Allons-y. Une amie allemande a un ami italien. Cet ami italien travail en Suède. Mais il loue une maison dans une bourgade proche de Pise, accrochée a la montagne. Cette maison a un jardin. Le jardin compte quelques 6 oliviers. Nous sommes donc arrivé vendredi soir, il y a deux semaines , à Calci, via Navacchio, dans les collines surplombant Pise.
Pour vous représenter le tableau : Calci est un village de montagne, en pente, traversé par un torrent, des rues assez étroite pour qu'un cycliste se demande sérieusement si c'est une bonne idée. La maison ou nous avons dormi ces 3 jours est quasiment la dernière du village et se trouve pratiquement au dessus du village. Le poêle est de rigueur et l'eau chaude est d'un accès difficile, mais ces gens ont dans le cœur l'huile d'olive qu'ils n'ont pas encore. En effet, nous sommes accueillis par Laurenzo, qui nous a invité, ainsi que par ses parents. Le père est un ancien professeur de médecine à la retraite, la mère est chercheuse en biologie également à la retraite. Tous sont charmants, la conversation se fait en italien, matinée d'un peu de français et d'allemand de celui qu'il est convenu d'appeler « monsieur le professeur ».

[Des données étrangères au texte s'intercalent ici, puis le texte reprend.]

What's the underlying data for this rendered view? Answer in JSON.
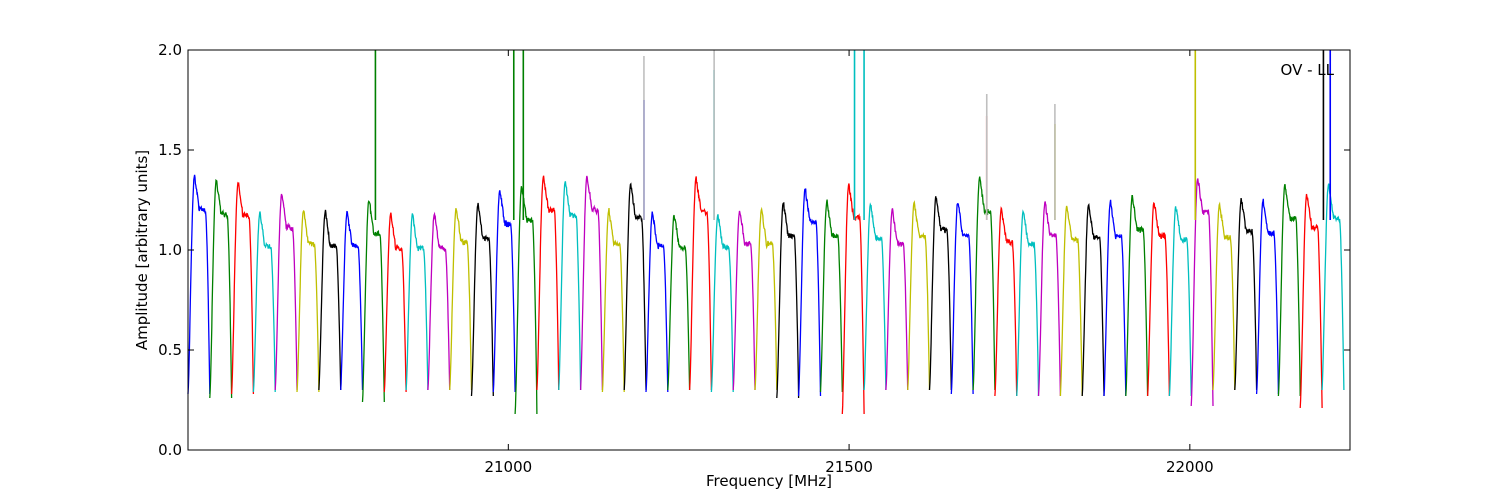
{
  "chart_data": {
    "type": "line",
    "title": "",
    "xlabel": "Frequency [MHz]",
    "ylabel": "Amplitude [arbitrary units]",
    "annotation": "OV - LL",
    "xlim": [
      20530,
      22235
    ],
    "ylim": [
      0.0,
      2.0
    ],
    "xticks": [
      21000,
      21500,
      22000
    ],
    "xtick_labels": [
      "21000",
      "21500",
      "22000"
    ],
    "yticks": [
      0.0,
      0.5,
      1.0,
      1.5,
      2.0
    ],
    "ytick_labels": [
      "0.0",
      "0.5",
      "1.0",
      "1.5",
      "2.0"
    ],
    "grid": false,
    "legend": "none",
    "color_cycle": [
      "#0000ff",
      "#008000",
      "#ff0000",
      "#00bfbf",
      "#bf00bf",
      "#bfbf00",
      "#000000"
    ],
    "subband_width_mhz": 32,
    "subband_starts": [
      20530,
      20562,
      20594,
      20626,
      20658,
      20690,
      20722,
      20754,
      20786,
      20818,
      20850,
      20882,
      20914,
      20946,
      20978,
      21010,
      21042,
      21074,
      21106,
      21138,
      21170,
      21202,
      21234,
      21266,
      21298,
      21330,
      21362,
      21394,
      21426,
      21458,
      21490,
      21522,
      21554,
      21586,
      21618,
      21650,
      21682,
      21714,
      21746,
      21778,
      21810,
      21842,
      21874,
      21906,
      21938,
      21970,
      22002,
      22034,
      22066,
      22098,
      22130,
      22162,
      22194
    ],
    "subband_peaks": [
      1.37,
      1.35,
      1.34,
      1.19,
      1.28,
      1.2,
      1.19,
      1.19,
      1.25,
      1.18,
      1.18,
      1.18,
      1.21,
      1.23,
      1.3,
      1.32,
      1.37,
      1.34,
      1.37,
      1.2,
      1.33,
      1.19,
      1.18,
      1.36,
      1.18,
      1.2,
      1.2,
      1.24,
      1.31,
      1.24,
      1.33,
      1.23,
      1.2,
      1.24,
      1.27,
      1.24,
      1.36,
      1.21,
      1.2,
      1.24,
      1.22,
      1.23,
      1.24,
      1.27,
      1.24,
      1.22,
      1.36,
      1.23,
      1.26,
      1.25,
      1.33,
      1.28,
      1.33
    ],
    "subband_troughs": [
      0.28,
      0.26,
      0.28,
      0.29,
      0.3,
      0.29,
      0.3,
      0.3,
      0.24,
      0.29,
      0.3,
      0.3,
      0.3,
      0.27,
      0.29,
      0.18,
      0.3,
      0.3,
      0.3,
      0.29,
      0.3,
      0.29,
      0.3,
      0.3,
      0.29,
      0.3,
      0.3,
      0.26,
      0.27,
      0.29,
      0.18,
      0.3,
      0.3,
      0.3,
      0.3,
      0.28,
      0.3,
      0.27,
      0.27,
      0.27,
      0.27,
      0.27,
      0.27,
      0.27,
      0.27,
      0.27,
      0.22,
      0.3,
      0.3,
      0.28,
      0.27,
      0.21,
      0.3
    ],
    "spikes": [
      {
        "x": 20805,
        "y": 2.0,
        "color": "#008000"
      },
      {
        "x": 21008,
        "y": 2.0,
        "color": "#008000"
      },
      {
        "x": 21022,
        "y": 2.0,
        "color": "#008000"
      },
      {
        "x": 21199,
        "y": 1.75,
        "color": "#0000ff"
      },
      {
        "x": 21199,
        "y": 1.97,
        "color": "#bfbfbf"
      },
      {
        "x": 21302,
        "y": 1.9,
        "color": "#00bfbf"
      },
      {
        "x": 21302,
        "y": 2.0,
        "color": "#bfbfbf"
      },
      {
        "x": 21508,
        "y": 2.0,
        "color": "#00bfbf"
      },
      {
        "x": 21522,
        "y": 2.0,
        "color": "#00bfbf"
      },
      {
        "x": 21702,
        "y": 1.67,
        "color": "#ff0000"
      },
      {
        "x": 21702,
        "y": 1.78,
        "color": "#bfbfbf"
      },
      {
        "x": 21802,
        "y": 1.63,
        "color": "#bfbf00"
      },
      {
        "x": 21802,
        "y": 1.73,
        "color": "#bfbfbf"
      },
      {
        "x": 22008,
        "y": 2.0,
        "color": "#bfbf00"
      },
      {
        "x": 22196,
        "y": 2.0,
        "color": "#000000"
      },
      {
        "x": 22206,
        "y": 2.0,
        "color": "#0000ff"
      }
    ]
  }
}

Nous nous sommes donc levé le lendemain à l'aube de l'étudiant, et tout s'est emballé. Des râteaux, des râteaux au bout de long manche, des filets, des oliviers, une scie et un grand sourire, c'est partis ! Alors pour récolter des olives, il vous faut d'abord un olivier à point. L'olivier a ceci du saule qu'il est pleureur ; il s'agit donc de mettre ne place les filets sous l'arbre à grand renfort de pinces à linge, puis de ratisser les branches extérieures afin d'en faire tomber les olives. Un courageux monte en même temps dans l'arbre et s'occupe à couper les branches trop hautes et à ratisser les branches « intérieures ». Et avec cette technique, d'arbres en arbres, les olives tombent, on relève les filets, on met les olives en caisse et on recommence. Le samedi se déroule ainsi, en interjections italiennes fleuries quand une branche ne se laisse pas faire, qu'un râteau se dévisse, qu'un averse nous surprend. Les repas sont l'occasion de découvertes culinaires surprenantes. Des plats faits de fricassés de légumes et de pains, qu'un bouillon amalgame, traditionnel des paysans de toscane ; le fait que la mozzarelle se mange comme plat de résistance, la « fiorentina » qui se trouve être une pièce de viande monstrueuse conduite avec de l'huile, du parmesan et de la rucola, le vin « Rosso Conero », le « Bardolino » du Veneto... Enfin on a bien mangé quoi.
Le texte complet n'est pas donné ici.